I’m a recovering single malt snob. Like many novice scotch drinkers, I bought hard into the marketing that single malts were the superior whiskies. After decades of dominating the top shelf, this is true often enough. But turning your nose up at affordable blends means you’re bound to miss some great scotches, and none provide a better example of this than Té Bheag Nan Eilean Blended Scotch Whisky.

When I got back from Japan last year, I was absolutely high on highballs. The simple combination of club soda and whisky was a delicious way to enjoy the flavour of scotch in a cool and refreshing beverage. But I am loath to dilute a good whisky normally, which means I was on the hunt for a bottle that was affordable, decent on its own, and had an intensity of flavour to stand up even when combined with sparkling water. I found Té Bheag, and it was well suited to the task.

Here’s what I thought:

Té Bheag Blended Scotch Whisky Review

While the majority of my drinking of Té Bheag was done in highball form, I nonetheless took time to enjoy it neat and give it a proper review. It’s undoubtedly its strength straight-up that makes it so good as a simple cocktail.

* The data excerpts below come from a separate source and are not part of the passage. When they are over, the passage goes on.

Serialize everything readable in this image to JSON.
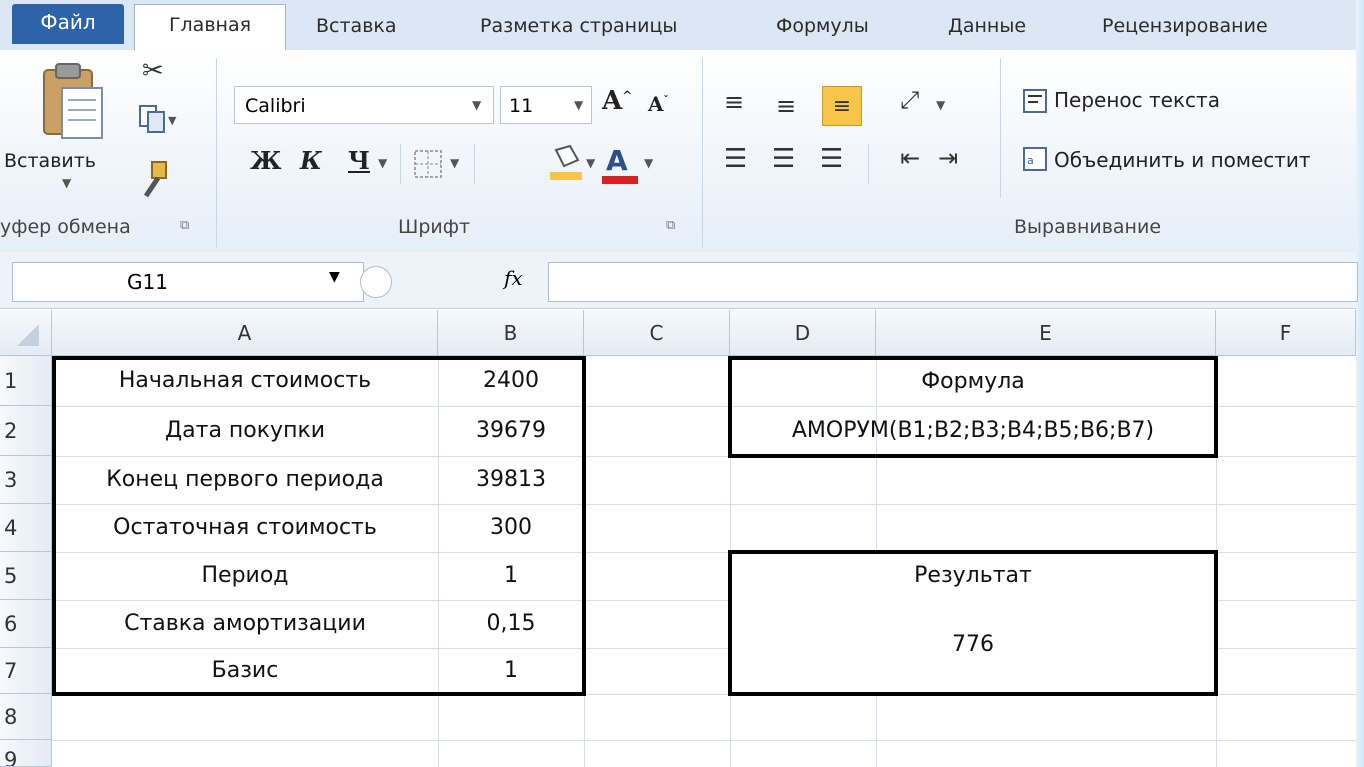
{
  "tabs": {
    "file": "Файл",
    "items": [
      "Главная",
      "Вставка",
      "Разметка страницы",
      "Формулы",
      "Данные",
      "Рецензирование"
    ]
  },
  "ribbon": {
    "paste_label": "Вставить",
    "clipboard_label": "уфер обмена",
    "font_name": "Calibri",
    "font_size": "11",
    "bold": "Ж",
    "italic": "К",
    "underline": "Ч",
    "font_group_label": "Шрифт",
    "wrap_text": "Перенос текста",
    "merge_center": "Объединить и поместит",
    "align_group_label": "Выравнивание"
  },
  "formula_bar": {
    "cell_ref": "G11",
    "fx": "fx",
    "content": ""
  },
  "sheet": {
    "columns": [
      "A",
      "B",
      "C",
      "D",
      "E",
      "F"
    ],
    "rows": [
      "1",
      "2",
      "3",
      "4",
      "5",
      "6",
      "7",
      "8",
      "9"
    ],
    "labels": [
      "Начальная стоимость",
      "Дата покупки",
      "Конец первого периода",
      "Остаточная стоимость",
      "Период",
      "Ставка амортизации",
      "Базис"
    ],
    "values": [
      "2400",
      "39679",
      "39813",
      "300",
      "1",
      "0,15",
      "1"
    ],
    "formula_header": "Формула",
    "formula_text": "АМОРУМ(B1;B2;B3;B4;B5;B6;B7)",
    "result_header": "Результат",
    "result_value": "776"
  },
  "colors": {
    "file_tab": "#2d63a8",
    "highlight": "#f7c548",
    "font_color_bar": "#d92020"
  }
}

This scotch pours a rich gold colour and looks great in a glass. On the nose, Té Bheag has a whiff of sea brine, a punch of peat, and an underlying sweetness. There’s also a bit of breadiness I quite liked.

After a taste, the Té Bheag reveals a few shortcoming, but they’re relatively minor. There’s a hit of iodine and peat right off the bat — perhaps a little too aggressive. But after a second, a lovely caramel enters the fray, and brings with it some wood and even a touch of citrus. I would say the Té Bheag  is surprisingly complex — just not terribly well balanced. The finish is a little spicy, fading into brine and peat.


Final Verdict

Part of the reason it goes so well with club soda is perhaps just how hot to trot Té Bheag is out of the gate. The water dilutes it a bit, without completely washing away the character. It's definitely enjoyable straight up, but in a highball it's undoubtedly delicious (especially at its price point) and worth sipping slow.